Reputation: 365
I have a multiline string which is delimited by a set of different delimiters,
A Z DelimiterB B X DelimiterA (C DelimiterA D) DelimiterB (E DelimiterA F) DelimiterB G DelimiterA H
I need to split that string by delimiters, but if some words are inside brackets then extract the bracket as a single word even if it contains a delimiter. I need them to be extract as follows,
A Z
DelimiterB
B X
DelimiterA
(C DelimiterA D) (extract with brackets)
DelimiterB
(E DelimiterA F)
DelimiterB
G
DelimiterA
H
Currently I am using this expression to split by delimiters,
(((?<=DelimiterA)|(?=DelimiterA))|((?<=DelimiterB)|(?=DelimiterB)))
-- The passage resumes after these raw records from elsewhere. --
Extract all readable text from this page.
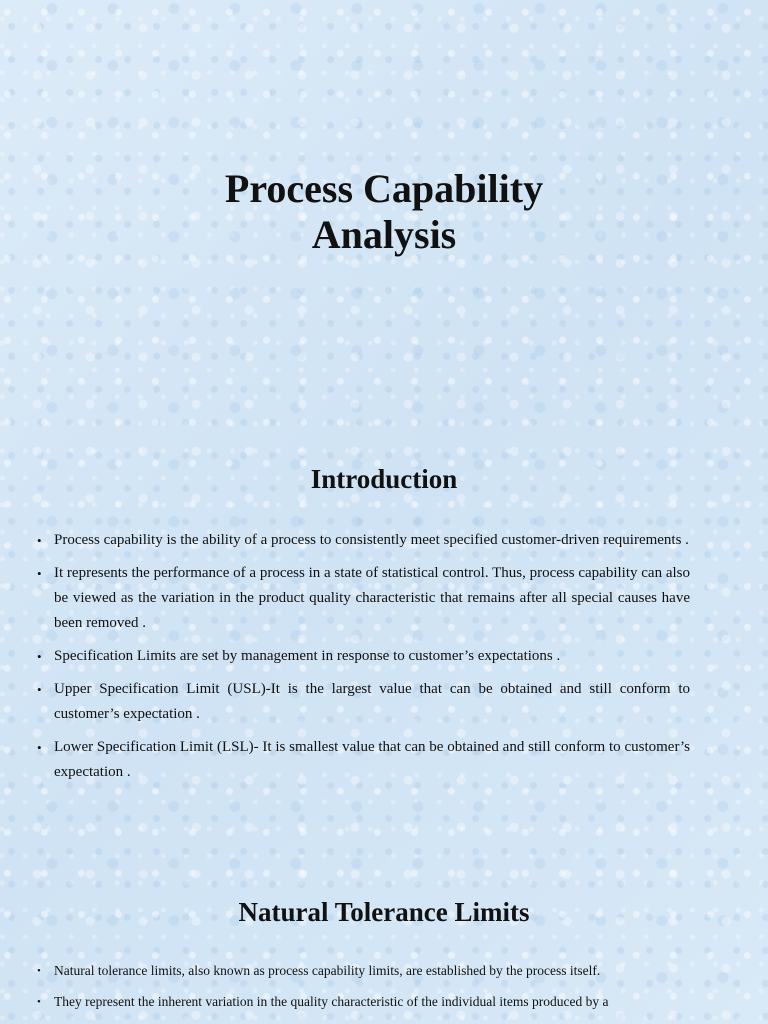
Process Capability
Analysis
Introduction
• Process capability is the ability of a process to consistently meet specified customer-driven requirements .
• It represents the performance of a process in a state of statistical control. Thus, process capability can also be viewed as the variation in the product quality characteristic that remains after all special causes have been removed .
• Specification Limits are set by management in response to customer’s expectations .
• Upper Specification Limit (USL)-It is the largest value that can be obtained and still conform to customer’s expectation .
• Lower Specification Limit (LSL)- It is smallest value that can be obtained and still conform to customer’s expectation .
Natural Tolerance Limits
• Natural tolerance limits, also known as process capability limits, are established by the process itself.
• They represent the inherent variation in the quality characteristic of the individual items produced by a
I tried the following but it is not working. So how can I make this to work?
((?=\()|(?<=\))|(((?<=DelimiterA)|(?=DelimiterA))|((?<=DelimiterB)|(?=DelimiterB))))
Java Code,
String txt = "A DelimiterB B DelimiterA (C DelimiterA D) DelimiterB (E DelimiterA F) DelimiterB G DelimiterA H";
String[] texts = txt.split("((?=\()|(?<=\))|(((?<=DelimiterA)|(?=DelimiterA))|((?<=DelimiterB)|(?=DelimiterB))))");
for (String word : texts) {
System.out.println(word);
}
Upvotes: 3
Views: 277
Reputation: 8114
Since the "delimiter" is also needed, I suggest to match the pattern we need instead. Base on the example given, we have below patterns to capture.
(C DelimiterA D)
- Bracket contain a word, delimiter and a word"\\(\\w+ (DelimiterA|DelimiterB) \\w+\\)"
DelimiterB
- Whole Delimiter."(DelimiterA|DelimiterB)"
.B
, B X
- One or multiple words which are not delimiter."\\w+((?<!(DelimiterA|DelimiterB))\\s(?!(DelimiterA|DelimiterB))\\w+)*"
.import java.util.Scanner;
public class SplitWithCustomDelimiter {
public static void main(String[] args) {
String txt = "A Z DelimiterB B X DelimiterA (C DelimiterA D) DelimiterB (E DelimiterA F) DelimiterB G DelimiterA H";
// scanner can accept different source
Scanner scanner = new Scanner(txt);
scanner.findAll(
"\\(\\w+ (DelimiterA|DelimiterB) \\w+\\)" +
"|(DelimiterA|DelimiterB)" +
"|\\w+((?<!(DelimiterA|DelimiterB))\\s(?!(DelimiterA|DelimiterB))\\w+)*"
)
.map(matchResult -> matchResult.group()).forEach(System.out::println);
}
}
Upvotes: 1